Results about IsRegular and 0

theorem IsLeftRegular.subsingleton {R : Type u_1} [MulZeroClass R] (h : IsLeftRegular 0) : Subsingleton R

The element 0 is left-regular if and only if R is trivial.

theorem IsRightRegular.subsingleton {R : Type u_1} [MulZeroClass R] (h : IsRightRegular 0) : Subsingleton R

The element 0 is right-regular if and only if R is trivial.

theorem IsRegular.subsingleton {R : Type u_1} [MulZeroClass R] (h : IsRegular 0) : Subsingleton R

The element 0 is regular if and only if R is trivial.

theorem isLeftRegular_zero_iff_subsingleton {R : Type u_1} [MulZeroClass R] : IsLeftRegular 0 ↔ Subsingleton R

The element 0 is left-regular if and only if R is trivial.

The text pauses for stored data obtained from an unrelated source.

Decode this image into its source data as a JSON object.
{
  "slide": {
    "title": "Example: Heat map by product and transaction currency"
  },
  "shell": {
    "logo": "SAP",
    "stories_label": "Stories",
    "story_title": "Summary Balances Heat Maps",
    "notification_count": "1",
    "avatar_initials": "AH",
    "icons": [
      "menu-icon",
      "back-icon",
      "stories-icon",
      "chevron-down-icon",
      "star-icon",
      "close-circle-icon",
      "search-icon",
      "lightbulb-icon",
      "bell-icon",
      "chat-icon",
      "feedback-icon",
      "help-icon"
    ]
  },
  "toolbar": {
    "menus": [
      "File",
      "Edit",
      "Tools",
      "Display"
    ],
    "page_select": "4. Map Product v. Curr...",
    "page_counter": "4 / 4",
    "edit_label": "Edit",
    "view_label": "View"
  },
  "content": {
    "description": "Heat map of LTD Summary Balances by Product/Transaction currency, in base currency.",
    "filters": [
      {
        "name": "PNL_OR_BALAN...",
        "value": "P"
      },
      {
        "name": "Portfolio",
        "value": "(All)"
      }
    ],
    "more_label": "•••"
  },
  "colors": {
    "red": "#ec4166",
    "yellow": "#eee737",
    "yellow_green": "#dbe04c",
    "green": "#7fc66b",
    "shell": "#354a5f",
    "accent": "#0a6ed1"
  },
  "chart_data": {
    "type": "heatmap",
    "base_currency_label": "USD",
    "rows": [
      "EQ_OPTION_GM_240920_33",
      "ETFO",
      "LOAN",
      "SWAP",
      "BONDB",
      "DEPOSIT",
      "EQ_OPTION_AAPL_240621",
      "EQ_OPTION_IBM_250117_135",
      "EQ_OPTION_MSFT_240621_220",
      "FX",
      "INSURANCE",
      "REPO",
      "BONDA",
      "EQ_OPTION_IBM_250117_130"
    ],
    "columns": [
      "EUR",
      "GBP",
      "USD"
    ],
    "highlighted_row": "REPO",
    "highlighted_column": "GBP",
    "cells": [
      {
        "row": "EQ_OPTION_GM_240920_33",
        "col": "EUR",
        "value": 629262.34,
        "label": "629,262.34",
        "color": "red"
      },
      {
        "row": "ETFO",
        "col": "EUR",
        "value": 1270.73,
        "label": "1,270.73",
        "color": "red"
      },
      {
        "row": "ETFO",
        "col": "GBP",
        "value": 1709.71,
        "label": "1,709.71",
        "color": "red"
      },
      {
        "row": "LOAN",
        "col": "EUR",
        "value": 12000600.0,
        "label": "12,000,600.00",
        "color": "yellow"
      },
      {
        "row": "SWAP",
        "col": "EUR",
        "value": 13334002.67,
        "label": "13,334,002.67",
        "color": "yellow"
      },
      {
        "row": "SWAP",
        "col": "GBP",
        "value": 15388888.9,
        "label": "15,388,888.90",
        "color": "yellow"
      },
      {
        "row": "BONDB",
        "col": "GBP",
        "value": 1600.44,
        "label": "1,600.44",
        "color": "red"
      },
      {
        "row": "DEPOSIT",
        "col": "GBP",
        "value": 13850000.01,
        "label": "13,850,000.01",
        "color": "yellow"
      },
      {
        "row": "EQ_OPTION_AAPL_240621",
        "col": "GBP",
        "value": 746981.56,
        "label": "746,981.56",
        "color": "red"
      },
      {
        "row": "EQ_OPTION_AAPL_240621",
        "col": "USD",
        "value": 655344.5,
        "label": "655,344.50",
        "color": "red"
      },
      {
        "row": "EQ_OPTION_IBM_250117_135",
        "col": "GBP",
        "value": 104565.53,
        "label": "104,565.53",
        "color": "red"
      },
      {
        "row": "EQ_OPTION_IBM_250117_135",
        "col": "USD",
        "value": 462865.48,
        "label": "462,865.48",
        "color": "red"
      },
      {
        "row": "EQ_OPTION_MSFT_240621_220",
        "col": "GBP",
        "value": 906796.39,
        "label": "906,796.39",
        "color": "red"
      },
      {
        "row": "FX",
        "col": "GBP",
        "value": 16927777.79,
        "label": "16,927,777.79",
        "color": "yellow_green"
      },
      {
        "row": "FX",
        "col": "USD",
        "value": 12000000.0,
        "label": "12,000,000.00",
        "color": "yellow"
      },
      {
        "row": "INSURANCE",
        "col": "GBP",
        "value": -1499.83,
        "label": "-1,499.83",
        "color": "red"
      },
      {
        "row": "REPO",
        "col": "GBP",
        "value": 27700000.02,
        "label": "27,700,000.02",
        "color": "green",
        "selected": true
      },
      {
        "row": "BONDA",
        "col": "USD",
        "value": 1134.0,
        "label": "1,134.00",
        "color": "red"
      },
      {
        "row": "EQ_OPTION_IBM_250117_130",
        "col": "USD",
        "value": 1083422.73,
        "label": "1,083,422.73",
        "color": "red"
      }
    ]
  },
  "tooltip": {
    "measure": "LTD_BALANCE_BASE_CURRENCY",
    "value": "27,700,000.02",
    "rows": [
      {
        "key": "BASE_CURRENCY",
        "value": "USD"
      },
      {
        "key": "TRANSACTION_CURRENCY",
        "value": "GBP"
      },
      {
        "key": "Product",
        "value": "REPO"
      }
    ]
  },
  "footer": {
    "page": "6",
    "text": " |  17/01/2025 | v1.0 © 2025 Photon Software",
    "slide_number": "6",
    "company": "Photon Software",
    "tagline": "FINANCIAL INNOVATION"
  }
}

theorem not_isLeftRegular_zero_iff {R : Type u_1} [MulZeroClass R] : ¬IsLeftRegular 0 ↔ Nontrivial R

In a non-trivial MulZeroClass, the 0 element is not left-regular.

theorem isRightRegular_zero_iff_subsingleton {R : Type u_1} [MulZeroClass R] : IsRightRegular 0 ↔ Subsingleton R

The element 0 is right-regular if and only if R is trivial.

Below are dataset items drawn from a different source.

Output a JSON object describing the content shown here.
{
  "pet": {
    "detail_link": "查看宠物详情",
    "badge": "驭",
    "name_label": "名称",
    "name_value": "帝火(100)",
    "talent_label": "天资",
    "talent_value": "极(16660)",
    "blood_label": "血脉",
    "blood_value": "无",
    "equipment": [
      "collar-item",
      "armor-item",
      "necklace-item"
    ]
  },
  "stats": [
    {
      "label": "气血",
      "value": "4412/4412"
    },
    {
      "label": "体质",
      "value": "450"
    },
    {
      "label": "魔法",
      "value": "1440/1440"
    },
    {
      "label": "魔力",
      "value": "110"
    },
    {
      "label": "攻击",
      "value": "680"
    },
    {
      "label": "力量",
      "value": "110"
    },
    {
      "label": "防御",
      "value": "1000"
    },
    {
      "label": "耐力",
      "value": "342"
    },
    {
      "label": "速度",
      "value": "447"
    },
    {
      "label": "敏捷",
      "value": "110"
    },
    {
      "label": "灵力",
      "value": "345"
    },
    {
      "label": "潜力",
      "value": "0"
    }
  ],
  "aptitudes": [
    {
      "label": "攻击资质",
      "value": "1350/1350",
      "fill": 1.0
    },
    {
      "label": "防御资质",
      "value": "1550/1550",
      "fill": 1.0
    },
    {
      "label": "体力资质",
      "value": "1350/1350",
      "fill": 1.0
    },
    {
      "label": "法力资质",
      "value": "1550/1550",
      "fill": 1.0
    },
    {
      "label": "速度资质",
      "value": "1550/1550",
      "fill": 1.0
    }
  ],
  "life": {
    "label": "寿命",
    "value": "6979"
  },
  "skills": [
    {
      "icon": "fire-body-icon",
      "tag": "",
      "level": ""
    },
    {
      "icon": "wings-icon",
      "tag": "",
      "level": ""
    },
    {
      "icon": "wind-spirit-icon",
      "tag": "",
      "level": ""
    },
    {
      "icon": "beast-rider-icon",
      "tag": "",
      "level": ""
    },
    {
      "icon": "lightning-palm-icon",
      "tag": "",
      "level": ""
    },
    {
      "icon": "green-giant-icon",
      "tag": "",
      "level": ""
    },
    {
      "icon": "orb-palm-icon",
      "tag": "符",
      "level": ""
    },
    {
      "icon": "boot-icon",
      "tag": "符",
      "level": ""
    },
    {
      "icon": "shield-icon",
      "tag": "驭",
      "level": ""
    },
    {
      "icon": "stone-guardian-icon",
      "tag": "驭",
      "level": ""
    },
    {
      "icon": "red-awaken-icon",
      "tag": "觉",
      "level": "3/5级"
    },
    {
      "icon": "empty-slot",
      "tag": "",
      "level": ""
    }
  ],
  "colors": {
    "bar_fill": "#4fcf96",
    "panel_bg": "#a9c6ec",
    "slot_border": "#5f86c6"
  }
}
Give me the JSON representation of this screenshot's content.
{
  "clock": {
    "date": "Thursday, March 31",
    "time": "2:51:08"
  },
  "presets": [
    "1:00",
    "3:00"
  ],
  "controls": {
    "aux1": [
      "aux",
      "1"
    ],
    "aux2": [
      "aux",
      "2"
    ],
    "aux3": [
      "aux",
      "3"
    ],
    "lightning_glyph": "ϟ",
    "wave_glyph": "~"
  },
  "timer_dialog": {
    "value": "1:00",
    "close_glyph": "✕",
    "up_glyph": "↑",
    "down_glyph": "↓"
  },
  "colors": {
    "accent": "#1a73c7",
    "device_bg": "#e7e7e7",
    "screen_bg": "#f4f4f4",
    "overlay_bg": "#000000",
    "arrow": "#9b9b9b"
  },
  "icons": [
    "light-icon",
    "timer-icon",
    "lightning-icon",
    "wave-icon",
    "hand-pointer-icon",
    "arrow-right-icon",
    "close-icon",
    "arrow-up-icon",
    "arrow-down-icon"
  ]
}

theorem not_isRightRegular_zero_iff {R : Type u_1} [MulZeroClass R] : ¬IsRightRegular 0 ↔ Nontrivial R

In a non-trivial MulZeroClass, the 0 element is not right-regular.

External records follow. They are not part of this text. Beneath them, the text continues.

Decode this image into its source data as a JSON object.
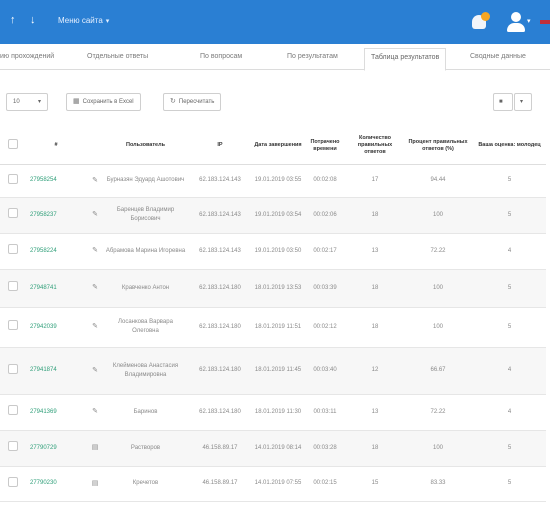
{
  "topbar": {
    "icon_left_1": "↑",
    "icon_left_2": "↓",
    "menu_label": "Меню сайта",
    "menu_caret": "▾",
    "user_caret": "▾"
  },
  "tabs": [
    {
      "label": "ию прохождений"
    },
    {
      "label": "Отдельные ответы"
    },
    {
      "label": "По вопросам"
    },
    {
      "label": "По результатам"
    },
    {
      "label": "Таблица результатов",
      "active": true
    },
    {
      "label": "Сводные данные"
    }
  ],
  "toolbar": {
    "page_size": "10",
    "page_size_caret": "▾",
    "export_label": "Сохранить в Excel",
    "recalc_label": "Пересчитать",
    "trash_caret": "▾"
  },
  "table": {
    "headers": [
      "#",
      "Пользователь",
      "IP",
      "Дата завершения",
      "Потрачено времени",
      "Количество правильных ответов",
      "Процент правильных ответов (%)",
      "Ваша оценка: молодец"
    ],
    "rows": [
      {
        "id": "27958254",
        "icon": "edit",
        "user": "Бурназян Эдуард Ашотович",
        "ip": "62.183.124.143",
        "date": "19.01.2019 03:55",
        "time": "00:02:08",
        "correct": "17",
        "percent": "94.44",
        "grade": "5"
      },
      {
        "id": "27958237",
        "icon": "edit",
        "user": "Баренцев Владимир Борисович",
        "ip": "62.183.124.143",
        "date": "19.01.2019 03:54",
        "time": "00:02:06",
        "correct": "18",
        "percent": "100",
        "grade": "5"
      },
      {
        "id": "27958224",
        "icon": "edit",
        "user": "Абрамова Марина Игоревна",
        "ip": "62.183.124.143",
        "date": "19.01.2019 03:50",
        "time": "00:02:17",
        "correct": "13",
        "percent": "72.22",
        "grade": "4"
      },
      {
        "id": "27948741",
        "icon": "edit",
        "user": "Кравченко Антон",
        "ip": "62.183.124.180",
        "date": "18.01.2019 13:53",
        "time": "00:03:39",
        "correct": "18",
        "percent": "100",
        "grade": "5"
      },
      {
        "id": "27942039",
        "icon": "edit",
        "user": "Лосанкова Варвара Олеговна",
        "ip": "62.183.124.180",
        "date": "18.01.2019 11:51",
        "time": "00:02:12",
        "correct": "18",
        "percent": "100",
        "grade": "5"
      },
      {
        "id": "27941874",
        "icon": "edit",
        "user": "Клейменова Анастасия Владимировна",
        "ip": "62.183.124.180",
        "date": "18.01.2019 11:45",
        "time": "00:03:40",
        "correct": "12",
        "percent": "66.67",
        "grade": "4"
      },
      {
        "id": "27941369",
        "icon": "edit",
        "user": "Баринов",
        "ip": "62.183.124.180",
        "date": "18.01.2019 11:30",
        "time": "00:03:11",
        "correct": "13",
        "percent": "72.22",
        "grade": "4"
      },
      {
        "id": "27790729",
        "icon": "doc",
        "user": "Растворов",
        "ip": "46.158.89.17",
        "date": "14.01.2019 08:14",
        "time": "00:03:28",
        "correct": "18",
        "percent": "100",
        "grade": "5"
      },
      {
        "id": "27790230",
        "icon": "doc",
        "user": "Кречетов",
        "ip": "46.158.89.17",
        "date": "14.01.2019 07:55",
        "time": "00:02:15",
        "correct": "15",
        "percent": "83.33",
        "grade": "5"
      }
    ]
  },
  "colors": {
    "topbar": "#2a7fd3",
    "link": "#2f9f79",
    "notification": "#f5a623"
  },
  "icons": {
    "edit": "✎",
    "doc": "▤",
    "export": "excel-icon",
    "recalc": "refresh-icon",
    "trash": "trash-icon"
  }
}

theorem isRegular_iff_subsingleton {R : Type u_1} [MulZeroClass R] : IsRegular 0 ↔ Subsingleton R

The element 0 is regular if and only if R is trivial.

theorem IsLeftRegular.ne_zero {R : Type u_1} [MulZeroClass R] {a : R} [Nontrivial R] (la : IsLeftRegular a) : a ≠ 0

A left-regular element of a Nontrivial MulZeroClass is non-zero.

theorem IsRightRegular.ne_zero {R : Type u_1} [MulZeroClass R] {a : R} [Nontrivial R] (ra : IsRightRegular a) : a ≠ 0

A right-regular element of a Nontrivial MulZeroClass is non-zero.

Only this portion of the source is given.